J.D. Power tells a similar story, ranking Xfinity slightly above average in each of its four regions while Frontier took the bottom spot in three out of the four. Xfinity came in second in the East and South regions with scores of 725 and 740 out of 1,000, respectively and third in the North-Central and West regions with scores of 716 and 723. As for Frontier, the provider did best in the South region with a score of 698, but received a 614 in the East, 622 in the North Central region and a 645 in the West.
Frontier’s low customer satisfaction scores are definitely a warning sign, but I wouldn’t call them a red flag. After reading an assortment of complaints against the company filed with the Better Business Bureau and reviewing the company’s official response, it’s apparent that much of the low customer satisfaction scoring can be attributed to the DSL side of the business along with service transfer disruptions after Frontier either acquired or sold networks from other providers.
There is unfortunately no separation of scores between Frontier’s DSL and FiberOptic service, so the low scores may be a false indicator of what customers can expect from the fiber service. In short, Xfinity is going to be the better option over Frontier’s DSL service anyway, regardless of customer satisfaction scores, but I wouldn’t let the scores influence my choice between Xfinity or Frontier FiberOptic.

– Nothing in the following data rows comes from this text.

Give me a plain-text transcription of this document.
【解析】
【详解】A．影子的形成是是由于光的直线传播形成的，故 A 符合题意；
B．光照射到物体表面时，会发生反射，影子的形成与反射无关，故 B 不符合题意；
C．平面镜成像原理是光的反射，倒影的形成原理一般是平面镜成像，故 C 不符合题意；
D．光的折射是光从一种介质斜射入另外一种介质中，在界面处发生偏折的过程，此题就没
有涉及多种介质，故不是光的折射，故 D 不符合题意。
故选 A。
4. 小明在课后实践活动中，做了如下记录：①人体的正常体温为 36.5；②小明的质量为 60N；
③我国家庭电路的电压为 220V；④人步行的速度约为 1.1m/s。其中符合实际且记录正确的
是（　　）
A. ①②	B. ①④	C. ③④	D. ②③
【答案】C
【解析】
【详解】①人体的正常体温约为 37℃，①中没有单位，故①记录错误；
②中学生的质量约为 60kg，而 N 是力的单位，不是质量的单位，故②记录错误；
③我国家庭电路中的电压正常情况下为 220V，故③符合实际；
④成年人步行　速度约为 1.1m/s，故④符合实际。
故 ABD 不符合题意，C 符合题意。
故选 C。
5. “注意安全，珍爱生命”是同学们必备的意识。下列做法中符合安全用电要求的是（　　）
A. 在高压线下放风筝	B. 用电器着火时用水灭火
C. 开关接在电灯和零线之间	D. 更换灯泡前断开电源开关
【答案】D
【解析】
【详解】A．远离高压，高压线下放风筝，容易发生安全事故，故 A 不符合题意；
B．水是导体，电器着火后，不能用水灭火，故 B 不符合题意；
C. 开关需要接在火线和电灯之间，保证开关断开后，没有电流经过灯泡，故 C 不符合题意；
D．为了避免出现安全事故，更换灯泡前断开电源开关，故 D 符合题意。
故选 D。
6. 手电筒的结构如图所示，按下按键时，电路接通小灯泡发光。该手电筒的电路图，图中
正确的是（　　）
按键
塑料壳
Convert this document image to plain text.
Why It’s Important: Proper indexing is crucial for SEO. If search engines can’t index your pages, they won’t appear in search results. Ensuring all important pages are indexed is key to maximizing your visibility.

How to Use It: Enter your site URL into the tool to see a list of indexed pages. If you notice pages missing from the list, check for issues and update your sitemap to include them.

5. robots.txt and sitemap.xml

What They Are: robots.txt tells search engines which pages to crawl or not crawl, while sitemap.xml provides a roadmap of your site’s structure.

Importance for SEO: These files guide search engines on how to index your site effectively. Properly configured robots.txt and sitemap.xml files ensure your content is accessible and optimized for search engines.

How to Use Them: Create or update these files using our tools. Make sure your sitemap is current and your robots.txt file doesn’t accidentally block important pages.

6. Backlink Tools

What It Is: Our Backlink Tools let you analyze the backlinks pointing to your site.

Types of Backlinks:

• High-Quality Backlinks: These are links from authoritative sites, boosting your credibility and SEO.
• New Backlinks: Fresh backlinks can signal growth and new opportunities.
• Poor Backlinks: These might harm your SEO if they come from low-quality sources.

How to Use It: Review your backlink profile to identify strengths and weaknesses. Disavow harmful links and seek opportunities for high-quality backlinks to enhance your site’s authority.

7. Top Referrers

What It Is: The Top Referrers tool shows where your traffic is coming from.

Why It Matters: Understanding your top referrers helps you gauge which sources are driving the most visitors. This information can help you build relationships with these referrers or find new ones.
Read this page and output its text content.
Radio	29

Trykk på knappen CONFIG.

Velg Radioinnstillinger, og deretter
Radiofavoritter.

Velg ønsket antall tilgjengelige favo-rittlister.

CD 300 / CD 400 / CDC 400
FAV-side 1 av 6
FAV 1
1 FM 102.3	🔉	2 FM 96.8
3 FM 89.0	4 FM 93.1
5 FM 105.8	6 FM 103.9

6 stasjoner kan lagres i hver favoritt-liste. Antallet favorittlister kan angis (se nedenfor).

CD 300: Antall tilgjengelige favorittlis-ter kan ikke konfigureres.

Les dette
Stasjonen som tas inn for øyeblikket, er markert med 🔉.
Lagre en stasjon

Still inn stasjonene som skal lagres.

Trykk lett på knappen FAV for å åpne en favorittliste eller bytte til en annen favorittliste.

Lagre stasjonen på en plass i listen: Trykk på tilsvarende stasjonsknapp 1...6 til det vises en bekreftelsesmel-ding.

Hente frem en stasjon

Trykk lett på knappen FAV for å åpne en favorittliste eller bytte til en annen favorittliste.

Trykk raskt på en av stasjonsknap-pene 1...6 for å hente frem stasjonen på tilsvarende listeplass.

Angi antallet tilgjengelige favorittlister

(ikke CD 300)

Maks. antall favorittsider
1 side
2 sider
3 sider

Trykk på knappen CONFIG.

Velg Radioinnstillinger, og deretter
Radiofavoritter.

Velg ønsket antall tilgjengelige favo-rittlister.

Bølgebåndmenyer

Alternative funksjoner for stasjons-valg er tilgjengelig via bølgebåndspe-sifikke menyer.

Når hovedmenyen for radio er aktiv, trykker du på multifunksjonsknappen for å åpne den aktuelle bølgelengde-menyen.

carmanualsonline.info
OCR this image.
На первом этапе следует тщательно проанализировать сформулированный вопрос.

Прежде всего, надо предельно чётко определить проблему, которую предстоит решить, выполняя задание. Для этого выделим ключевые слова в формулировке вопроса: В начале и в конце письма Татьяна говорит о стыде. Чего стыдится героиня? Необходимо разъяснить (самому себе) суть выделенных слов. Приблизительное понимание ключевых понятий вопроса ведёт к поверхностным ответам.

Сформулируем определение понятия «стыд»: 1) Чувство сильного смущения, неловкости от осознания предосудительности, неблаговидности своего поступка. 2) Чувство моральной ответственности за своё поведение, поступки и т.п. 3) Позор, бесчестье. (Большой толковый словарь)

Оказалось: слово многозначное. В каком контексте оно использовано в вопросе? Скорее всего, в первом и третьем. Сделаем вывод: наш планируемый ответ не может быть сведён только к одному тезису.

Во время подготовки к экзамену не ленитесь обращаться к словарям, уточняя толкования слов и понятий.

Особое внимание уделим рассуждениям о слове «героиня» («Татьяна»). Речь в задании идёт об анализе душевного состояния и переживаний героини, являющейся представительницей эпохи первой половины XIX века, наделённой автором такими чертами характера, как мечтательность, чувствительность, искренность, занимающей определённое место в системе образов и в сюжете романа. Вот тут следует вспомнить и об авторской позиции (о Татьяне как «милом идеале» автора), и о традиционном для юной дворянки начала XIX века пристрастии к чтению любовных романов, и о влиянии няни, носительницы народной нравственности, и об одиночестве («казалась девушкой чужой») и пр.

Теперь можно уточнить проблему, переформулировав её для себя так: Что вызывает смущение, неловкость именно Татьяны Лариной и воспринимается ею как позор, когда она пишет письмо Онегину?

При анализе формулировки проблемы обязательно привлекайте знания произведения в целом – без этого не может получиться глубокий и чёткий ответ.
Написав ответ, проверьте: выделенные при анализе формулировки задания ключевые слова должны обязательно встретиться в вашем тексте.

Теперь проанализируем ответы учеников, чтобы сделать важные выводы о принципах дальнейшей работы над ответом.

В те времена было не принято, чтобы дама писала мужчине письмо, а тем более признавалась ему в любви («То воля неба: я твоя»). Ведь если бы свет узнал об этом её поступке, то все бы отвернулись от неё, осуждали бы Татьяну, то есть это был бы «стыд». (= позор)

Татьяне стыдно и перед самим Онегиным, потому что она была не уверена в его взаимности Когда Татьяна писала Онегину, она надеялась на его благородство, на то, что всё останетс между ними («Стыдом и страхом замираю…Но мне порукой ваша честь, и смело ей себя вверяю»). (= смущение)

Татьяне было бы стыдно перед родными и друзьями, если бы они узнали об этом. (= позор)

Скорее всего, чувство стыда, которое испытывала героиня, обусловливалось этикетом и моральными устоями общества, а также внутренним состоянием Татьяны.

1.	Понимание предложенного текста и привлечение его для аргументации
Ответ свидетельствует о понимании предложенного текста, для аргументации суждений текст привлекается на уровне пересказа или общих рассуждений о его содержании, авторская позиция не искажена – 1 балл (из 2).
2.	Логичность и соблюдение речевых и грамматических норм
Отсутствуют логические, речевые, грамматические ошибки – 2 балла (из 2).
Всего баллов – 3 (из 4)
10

In conclusion: Consider Frontier FiberOptic, but not DSL, over Xfinity
A good rule of thumb when shopping for home internet service is that fiber-optic is preferable to cable internet and cable is a better option than DSL, and that’s the case here when comparing Frontier and Xfinity. Frontier’s FiberOptic service boasts significantly faster upload speeds than Xfinity and the 100% fiber connection can also result in better performance and reliability. DSL paints a different picture, however, as indicated by Frontier’s low customer satisfaction numbers. If choosing between Frontier’s DSL service and Xfinity, you’ll find cable internet from Xfinity to offer faster speeds and better value than Frontier.